Step 1: Assess Data Requirements

Begin by identifying the specific data that needs to be transferred. Analyze the data structure, volume, and any necessary transformations. This ensures that only relevant data is extracted and helps in planning the data mapping and transformation strategy for Convex.

Step 2: Set Up Db2 Data Export

Use IBM Db2's native export utilities such as `EXPORT` or `UNLOAD` to extract the data. Configure the export settings to output the data into a suitable format like CSV or JSON, which is easily manipulable and can be processed for ingestion into Convex.

Step 3: Prepare the Data for Transformation

Once the data is exported, inspect it for any necessary cleaning or preprocessing. This may involve handling null values, data type conversions, or removing redundant information. This step ensures data consistency and integrity before transformation.

Step 4: Transform Data to Match Convex Schema

Evaluate Convex's data model and perform necessary transformations on the exported data to match it. Use scripting languages like Python or shell scripts to automate the transformation process, ensuring that the data aligns with Convex's schema requirements.

Step 5: Validate Transformed Data

After transformation, validate the data to ensure it meets Convex's format and schema requirements. This can be done by writing scripts that perform checks or by manually verifying a subset of the data.
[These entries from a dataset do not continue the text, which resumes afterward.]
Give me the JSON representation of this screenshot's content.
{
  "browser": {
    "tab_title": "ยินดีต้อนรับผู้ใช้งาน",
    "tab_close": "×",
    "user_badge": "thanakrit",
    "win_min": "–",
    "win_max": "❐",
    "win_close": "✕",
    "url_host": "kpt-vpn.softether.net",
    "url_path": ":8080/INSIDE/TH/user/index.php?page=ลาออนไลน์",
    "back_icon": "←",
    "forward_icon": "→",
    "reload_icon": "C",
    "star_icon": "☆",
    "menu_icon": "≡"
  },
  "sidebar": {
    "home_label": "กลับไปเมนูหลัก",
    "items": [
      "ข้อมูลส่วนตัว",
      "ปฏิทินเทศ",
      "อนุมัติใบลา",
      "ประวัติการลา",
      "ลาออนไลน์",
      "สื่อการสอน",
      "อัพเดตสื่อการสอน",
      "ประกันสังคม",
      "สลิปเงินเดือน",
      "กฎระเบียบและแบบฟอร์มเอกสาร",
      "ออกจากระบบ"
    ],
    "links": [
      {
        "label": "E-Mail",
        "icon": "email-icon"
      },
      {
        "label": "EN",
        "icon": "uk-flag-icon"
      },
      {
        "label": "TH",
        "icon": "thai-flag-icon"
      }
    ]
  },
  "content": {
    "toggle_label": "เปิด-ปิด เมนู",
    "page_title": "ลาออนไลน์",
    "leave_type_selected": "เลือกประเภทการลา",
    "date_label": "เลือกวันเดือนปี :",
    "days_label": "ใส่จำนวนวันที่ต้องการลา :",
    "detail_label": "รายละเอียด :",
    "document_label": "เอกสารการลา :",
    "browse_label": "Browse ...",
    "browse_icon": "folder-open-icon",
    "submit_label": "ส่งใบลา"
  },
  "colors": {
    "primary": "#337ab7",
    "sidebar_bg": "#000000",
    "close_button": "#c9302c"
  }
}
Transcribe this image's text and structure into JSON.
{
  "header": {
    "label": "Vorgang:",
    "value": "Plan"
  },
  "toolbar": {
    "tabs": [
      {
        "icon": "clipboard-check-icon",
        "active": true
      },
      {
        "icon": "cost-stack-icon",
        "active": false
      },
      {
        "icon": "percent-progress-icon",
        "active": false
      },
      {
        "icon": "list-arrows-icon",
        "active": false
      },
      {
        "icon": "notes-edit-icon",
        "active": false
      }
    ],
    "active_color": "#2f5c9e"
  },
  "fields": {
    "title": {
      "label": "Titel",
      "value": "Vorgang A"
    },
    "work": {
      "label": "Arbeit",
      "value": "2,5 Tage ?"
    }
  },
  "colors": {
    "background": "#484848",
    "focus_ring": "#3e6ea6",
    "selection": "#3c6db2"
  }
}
Proper validation helps prevent data ingestion errors.

Step 6: Set Up Convex Data Import

Prepare Convex to receive data by setting up import scripts or APIs that can ingest the transformed data. Convex may have specific APIs or command-line tools for data import, so refer to the documentation to configure these correctly.

Step 7: Load Data into Convex

Execute the data loading process by running your prepared import scripts or using Convex's data import tools. Monitor the loading process for any errors or issues, and verify the integrity and accuracy of the data post-import to ensure successful data migration.

By following these steps, you can effectively transfer data from IBM Db2 to Convex without relying on third-party connectors or integrations, ensuring a controlled and managed data migration process.